David Zhen Yin

Director and Senior Research Scientist
Stanford University

   

Dr. David Zhen Yin is the co-director and senior research scientist of Mineral-X, Stanford University's leading research initiative on AI-powered critical mineral exploration and sustainable resource development. David’s research pioneered advancements in data science and AI for mineral exploration. His work has been instrumental in addressing critical mineral resource challenges, including the discovery of one of the world’s major copper deposits. David also serves on the US National Academies Committee on Earth Resources, advising on optimizing USGS Mineral Resources Program since 2024. David received his Ph.D. in Geosciences from Heriot-Watt University, UK, in 2016. He has authored one book and tens of articles in peer-reviewed journals and international conferences.

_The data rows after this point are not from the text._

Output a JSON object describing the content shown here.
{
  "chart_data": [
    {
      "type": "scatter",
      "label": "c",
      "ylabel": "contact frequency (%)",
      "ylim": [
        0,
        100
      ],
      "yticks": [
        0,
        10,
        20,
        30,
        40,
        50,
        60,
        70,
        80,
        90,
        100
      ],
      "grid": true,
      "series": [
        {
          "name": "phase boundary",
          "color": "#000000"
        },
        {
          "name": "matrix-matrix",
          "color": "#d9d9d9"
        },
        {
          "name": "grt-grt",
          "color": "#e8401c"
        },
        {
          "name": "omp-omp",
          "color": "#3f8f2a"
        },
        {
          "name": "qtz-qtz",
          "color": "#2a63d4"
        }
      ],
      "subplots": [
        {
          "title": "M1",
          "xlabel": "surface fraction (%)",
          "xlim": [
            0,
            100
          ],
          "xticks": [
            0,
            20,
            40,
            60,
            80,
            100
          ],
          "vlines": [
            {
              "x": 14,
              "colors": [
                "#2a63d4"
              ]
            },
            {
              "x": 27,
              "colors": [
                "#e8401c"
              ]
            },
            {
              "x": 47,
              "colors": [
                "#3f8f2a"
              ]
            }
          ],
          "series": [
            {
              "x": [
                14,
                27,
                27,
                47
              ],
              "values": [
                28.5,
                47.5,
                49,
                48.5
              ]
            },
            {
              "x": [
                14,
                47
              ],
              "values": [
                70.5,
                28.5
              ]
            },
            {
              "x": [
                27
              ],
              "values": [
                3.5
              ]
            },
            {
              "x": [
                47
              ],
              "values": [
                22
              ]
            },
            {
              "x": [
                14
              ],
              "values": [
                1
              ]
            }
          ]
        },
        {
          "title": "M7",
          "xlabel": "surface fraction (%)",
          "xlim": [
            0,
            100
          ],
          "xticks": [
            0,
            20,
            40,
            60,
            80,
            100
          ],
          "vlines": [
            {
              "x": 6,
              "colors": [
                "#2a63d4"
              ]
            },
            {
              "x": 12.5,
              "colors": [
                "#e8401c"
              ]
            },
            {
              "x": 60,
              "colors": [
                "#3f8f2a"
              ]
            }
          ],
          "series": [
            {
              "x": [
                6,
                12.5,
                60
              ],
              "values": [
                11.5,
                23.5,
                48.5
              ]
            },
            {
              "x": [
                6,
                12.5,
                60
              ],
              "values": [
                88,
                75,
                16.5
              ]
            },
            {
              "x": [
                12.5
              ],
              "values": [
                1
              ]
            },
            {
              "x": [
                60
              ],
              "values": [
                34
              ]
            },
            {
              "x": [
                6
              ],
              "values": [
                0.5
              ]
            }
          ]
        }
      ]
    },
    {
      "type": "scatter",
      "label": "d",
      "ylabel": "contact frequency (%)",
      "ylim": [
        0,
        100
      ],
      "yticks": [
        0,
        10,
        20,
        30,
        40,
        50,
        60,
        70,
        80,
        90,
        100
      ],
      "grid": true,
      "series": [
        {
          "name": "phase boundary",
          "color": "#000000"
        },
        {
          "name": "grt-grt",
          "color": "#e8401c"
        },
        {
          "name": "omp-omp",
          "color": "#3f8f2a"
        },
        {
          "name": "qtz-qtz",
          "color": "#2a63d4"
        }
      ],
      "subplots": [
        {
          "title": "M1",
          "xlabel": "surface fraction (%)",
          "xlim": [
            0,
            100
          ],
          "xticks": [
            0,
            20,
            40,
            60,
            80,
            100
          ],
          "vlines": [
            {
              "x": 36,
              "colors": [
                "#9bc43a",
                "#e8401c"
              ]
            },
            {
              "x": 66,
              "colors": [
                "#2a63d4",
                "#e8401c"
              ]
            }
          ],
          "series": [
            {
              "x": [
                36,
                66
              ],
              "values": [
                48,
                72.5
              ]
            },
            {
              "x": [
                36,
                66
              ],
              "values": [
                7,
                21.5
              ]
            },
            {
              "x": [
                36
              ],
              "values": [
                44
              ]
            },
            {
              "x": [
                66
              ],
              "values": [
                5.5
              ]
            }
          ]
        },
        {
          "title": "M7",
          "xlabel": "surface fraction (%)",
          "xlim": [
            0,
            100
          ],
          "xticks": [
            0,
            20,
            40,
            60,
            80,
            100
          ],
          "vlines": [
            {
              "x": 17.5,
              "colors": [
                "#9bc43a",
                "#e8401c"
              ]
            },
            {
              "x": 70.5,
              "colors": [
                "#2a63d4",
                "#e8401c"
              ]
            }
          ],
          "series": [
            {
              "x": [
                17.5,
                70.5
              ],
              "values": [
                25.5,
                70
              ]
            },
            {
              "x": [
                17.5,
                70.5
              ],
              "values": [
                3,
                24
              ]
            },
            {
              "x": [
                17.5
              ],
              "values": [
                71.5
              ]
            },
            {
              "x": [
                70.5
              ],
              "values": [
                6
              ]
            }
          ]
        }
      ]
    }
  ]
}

Technical Session 1 - Innovations and Digitalisation in the Mining Sector: Economic Effect, Challenges, Prospects
15 April 2026 / 14:00 - 15:30 | Sary Arka 3

The future of AI in mineral exploration decision-making

There is nothing intelligent in AI except the human intelligence (HI) that built it. This is particularly true in mineral exploration, where geologists play a vital role in discovery. This talk highlights how transferring qualitative knowledge from geologists into AI systems has led to the discovery of world class copper deposits. Through collaborations with industry leaders, research at Stanford Mineral-X has transformed geological hypotheses from multiple exploration experts into optimized drilling strategies using AI for both greenfield and brownfield exploration. Large ensembles of geological models are generated to ensure geological uncertainty is fully explored in drilling decisions, while maintaining geological realism when integrating Multiphysics datasets. This HI to AI approach enables systematic testing and falsification of existing geological hypotheses that drive mineral exploration. The result is the detection of one of the world largest copper deposit with significantly fewer drillholes and faster discovery timelines. More importantly, improved modeling of subsurface mineralogical heterogeneity also enabled faster planning for subsequent mining and mineral processing. Integrating human intelligence from geologists and geophysicists with AI offers a new paradigm for future exploration decision making.